In "Squid Game," one arbitrarily lucky player wins a jackpot of tens of millions of dollars. But although the California bar exam has published pass rates as low as 26.8%, the bar always turns out to be the winner each year, generating tens of millions of dollars in revenue from its extensive attorney application fee scheme and repeat takers. Only a small fraction of that revenue is used towards the administration of the exam, showing that the bar relies on the bar exam to generate profits each year. Regardless of whether applicants passed the exam or faced elimination, they carry the financial burden of preparing for the exam with them into their future.

With this wealth of ample, public information showing that the California bar exam is not an accurate measure of attorney competence, it is hard to understand what rational basis our U.S. district courts in California could have for requiring licensed, out-of-state attorneys to complete the bar exam to gain admission. Any neutrality that California's federal district courts can offer is offset by the stranglehold the State Bar of California has over which attorneys are allowed to practice there without supervision.

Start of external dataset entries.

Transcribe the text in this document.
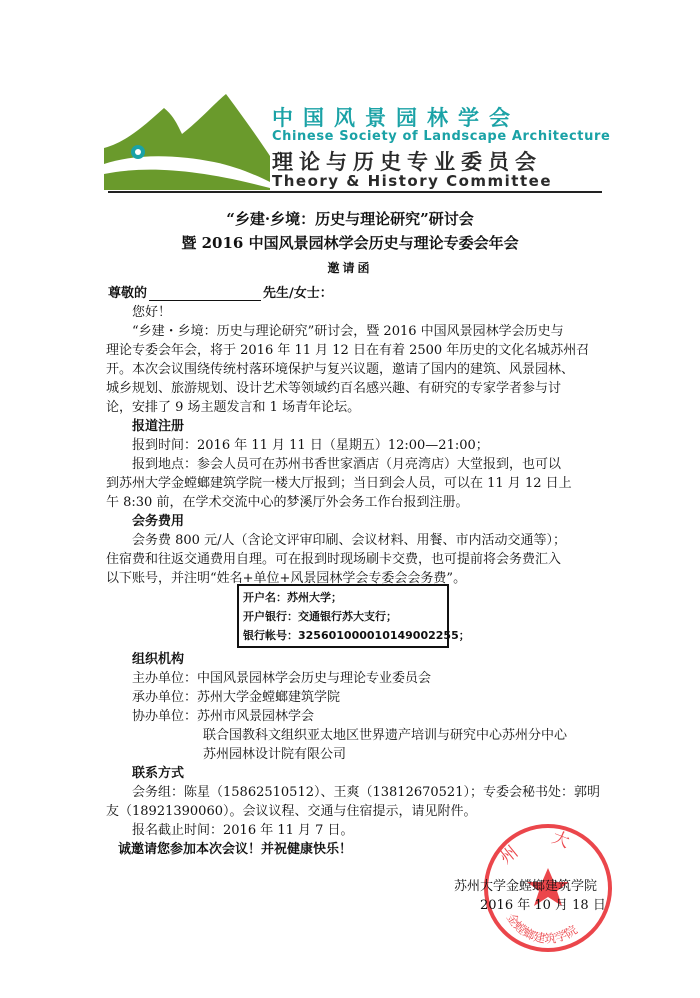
中国风景园林学会
Chinese Society of Landscape Architecture
理论与历史专业委员会
Theory & History Committee
“乡建·乡境：历史与理论研究”研讨会
暨 2016 中国风景园林学会历史与理论专委会年会
邀请函
尊敬的	先生/女士：
您好！
“乡建・乡境：历史与理论研究”研讨会，暨 2016 中国风景园林学会历史与
理论专委会年会，将于 2016 年 11 月 12 日在有着 2500 年历史的文化名城苏州召
开。本次会议围绕传统村落环境保护与复兴议题，邀请了国内的建筑、风景园林、
城乡规划、旅游规划、设计艺术等领域约百名感兴趣、有研究的专家学者参与讨
论，安排了 9 场主题发言和 1 场青年论坛。
报道注册
报到时间：2016 年 11 月 11 日（星期五）12:00—21:00；
报到地点：参会人员可在苏州书香世家酒店（月亮湾店）大堂报到，也可以
到苏州大学金螳螂建筑学院一楼大厅报到；当日到会人员，可以在 11 月 12 日上
午 8:30 前，在学术交流中心的梦溪厅外会务工作台报到注册。
会务费用
会务费 800 元/人（含论文评审印刷、会议材料、用餐、市内活动交通等）；
住宿费和往返交通费用自理。可在报到时现场刷卡交费，也可提前将会务费汇入
以下账号，并注明“姓名+单位+风景园林学会专委会会务费”。
开户名：苏州大学；
开户银行：交通银行苏大支行；
银行帐号：325601000010149002255；
组织机构
主办单位：中国风景园林学会历史与理论专业委员会
承办单位：苏州大学金螳螂建筑学院
协办单位：苏州市风景园林学会
联合国教科文组织亚太地区世界遗产培训与研究中心苏州分中心
苏州园林设计院有限公司
联系方式
会务组：陈星（15862510512）、王爽（13812670521）；专委会秘书处：郭明
友（18921390060）。会议议程、交通与住宿提示，请见附件。
报名截止时间：2016 年 11 月 7 日。
诚邀请您参加本次会议！并祝健康快乐！	州 大
金螳螂建筑学院
苏州大学金螳螂建筑学院
2016 年 10 月 18 日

The restrictions set by our U.S. district courts should be germane and reasonably related to legitimate government interests. But the delegation of gatekeeping to the State Bar of California results in pitting licensed, out-of-state attorneys against a capricious type of "Squid Game," only a small number of which can emerge victorious. If approximately one-third of federal district courts admit attorneys licensed in any state, there appears to be no reason for the remaining federal district courts not to do the same. 

SarkarLaw is amicus curiae in the matter before the U.S. Supreme Court of Lawyers United v. U.S.